Student - May 24, 2007

New partnership with Chinese universities

Wageningen has made agreements with the Northwest A&F University in Yangling, China. The best students from three bachelor-degree courses at the university will be able to do a special honours programme in their last year, organised jointly by the two universities.

The programme will be developed for Plant Sciences, Animal Sciences and Economics. Together with the Chinese university, Wageningen will select 120 candidates each year for the honours programme. The 15 best students, once they have obtained their bachelor’s degree, will be eligible to do a master’s degree in Wageningen at reduced cost. If the formula is successful, Rector Martin Kropff intends to make similar agreements with other Chinese universities.

Rien Bor of Wageningen University hopes that the new agreements will keep up the inflow of Chinese students to Wageningen. ‘Chinese universities are changing rapidly. Ten years ago there was a shortage of educational capacity in China, and many students were forced to study abroad. Now however, Chinese universities have expanded and the trend is being reversed: more and more Asian students are going to China for their studies. As a result, many American and Australian universities are experiencing falling student numbers. We hope that this construction will be a way of keeping our numbers up.’

The honours programme will be developed jointly by Wageningen and Yangling.
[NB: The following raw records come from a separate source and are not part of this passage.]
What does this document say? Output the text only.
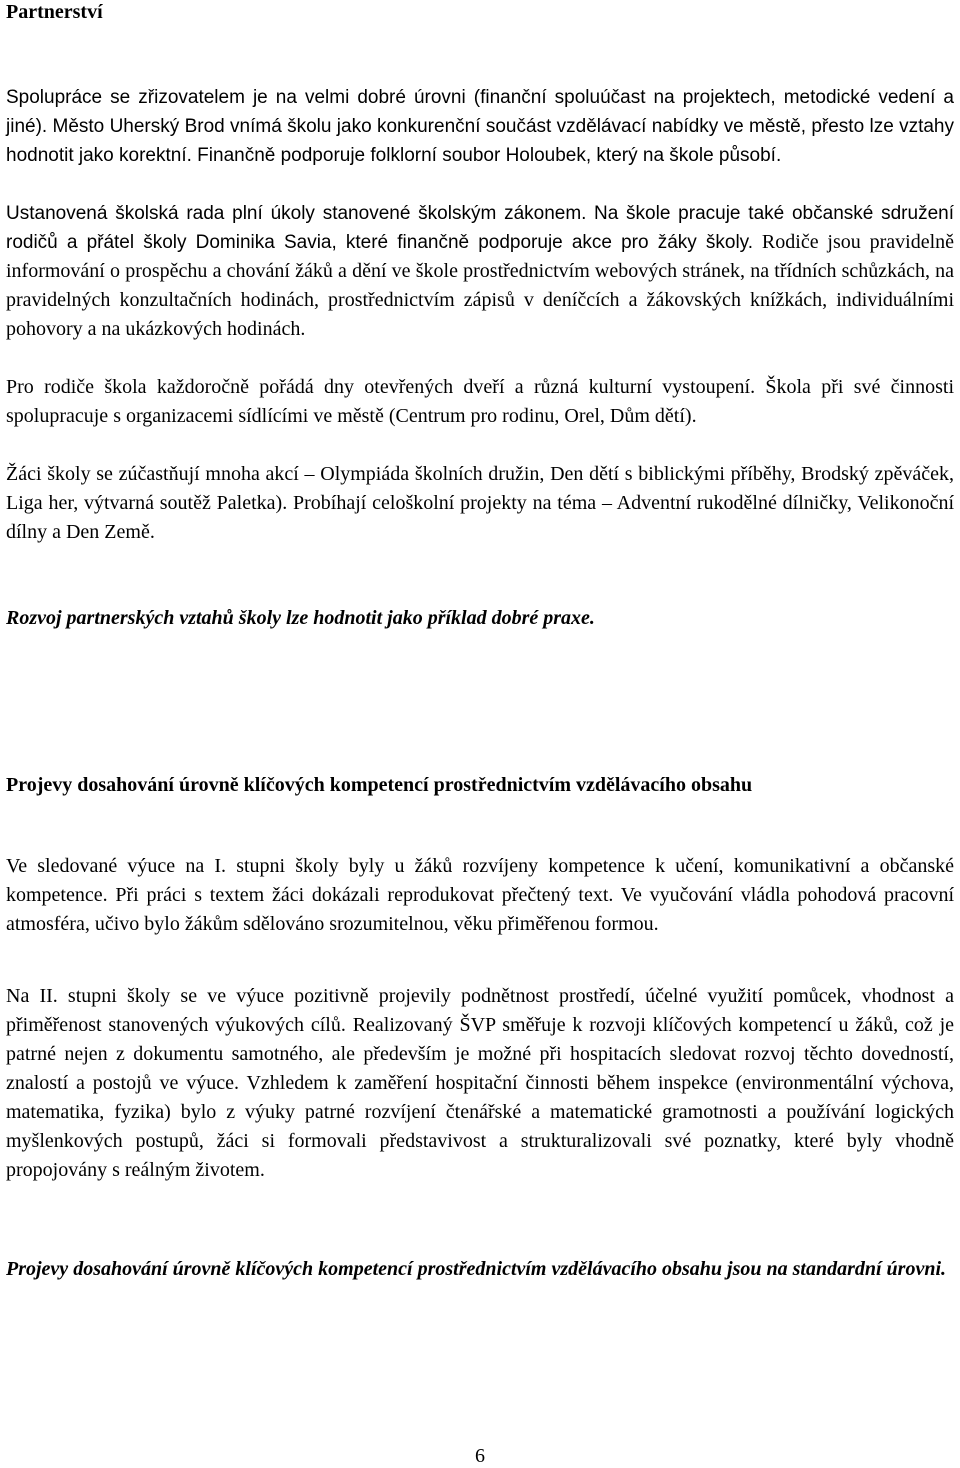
Partnerství

Spolupráce se zřizovatelem je na velmi dobré úrovni (finanční spoluúčast na projektech, metodické vedení a jiné). Město Uherský Brod vnímá školu jako konkurenční součást vzdělávací nabídky ve městě, přesto lze vztahy hodnotit jako korektní. Finančně podporuje folklorní soubor Holoubek, který na škole působí.

Ustanovená školská rada plní úkoly stanovené školským zákonem. Na škole pracuje také občanské sdružení rodičů a přátel školy Dominika Savia, které finančně podporuje akce pro žáky školy. Rodiče jsou pravidelně informování o prospěchu a chování žáků a dění ve škole prostřednictvím webových stránek, na třídních schůzkách, na pravidelných konzultačních hodinách, prostřednictvím zápisů v deníčcích a žákovských knížkách, individuálními pohovory a na ukázkových hodinách.

Pro rodiče škola každoročně pořádá dny otevřených dveří a různá kulturní vystoupení. Škola při své činnosti spolupracuje s organizacemi sídlícími ve městě (Centrum pro rodinu, Orel, Dům dětí).

Žáci školy se zúčastňují mnoha akcí – Olympiáda školních družin, Den dětí s biblickými příběhy, Brodský zpěváček, Liga her, výtvarná soutěž Paletka). Probíhají celoškolní projekty na téma – Adventní rukodělné dílničky, Velikonoční dílny a Den Země.

Rozvoj partnerských vztahů školy lze hodnotit jako příklad dobré praxe.
Projevy dosahování úrovně klíčových kompetencí prostřednictvím vzdělávacího obsahu

Ve sledované výuce na I. stupni školy byly u žáků rozvíjeny kompetence k učení, komunikativní a občanské kompetence. Při práci s textem žáci dokázali reprodukovat přečtený text. Ve vyučování vládla pohodová pracovní atmosféra, učivo bylo žákům sdělováno srozumitelnou, věku přiměřenou formou.

Na II. stupni školy se ve výuce pozitivně projevily podnětnost prostředí, účelné využití pomůcek, vhodnost a přiměřenost stanovených výukových cílů. Realizovaný ŠVP směřuje k rozvoji klíčových kompetencí u žáků, což je patrné nejen z dokumentu samotného, ale především je možné při hospitacích sledovat rozvoj těchto dovedností, znalostí a postojů ve výuce. Vzhledem k zaměření hospitační činnosti během inspekce (environmentální výchova, matematika, fyzika) bylo z výuky patrné rozvíjení čtenářské a matematické gramotnosti a používání logických myšlenkových postupů, žáci si formovali představivost a strukturalizovali své poznatky, které byly vhodně propojovány s reálným životem.

Projevy dosahování úrovně klíčových kompetencí prostřednictvím vzdělávacího obsahu jsou na standardní úrovni.
6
Yangling will pay the travel and accommodation costs of Wageningen lecturers who give courses in China.

The agreements with Yangling were made during a recent visit of Wageningen managers and scientists to China. The delegation also visited the Chinese Agricultural University (CAU) in Beijing, where twelve Wageningen academics made agreements with their Chinese colleagues and set up joint research programmes. The head of the Wageningen delegation, Rector Martin Kropff, expects that this will lead to more cohesive programmes for the PhD projects that Wageningen and the CAU plan to conduct jointly. Kropff was also appointed honorary professor of the CAU.

The visit ended with a symposium on Chinese-Dutch collaboration in the life sciences. ‘Wageningen UR played a prominent part,’ reported Kropff proudly. About four hundred people attended the symposium, which was opened by the Dutch Minister of Foreign Affairs, Maxime Verhagen. Kropff used the opportunity to make a plea for establishing public-private partnerships so that Chinese and Dutch businesses and the governments join forces to finance research.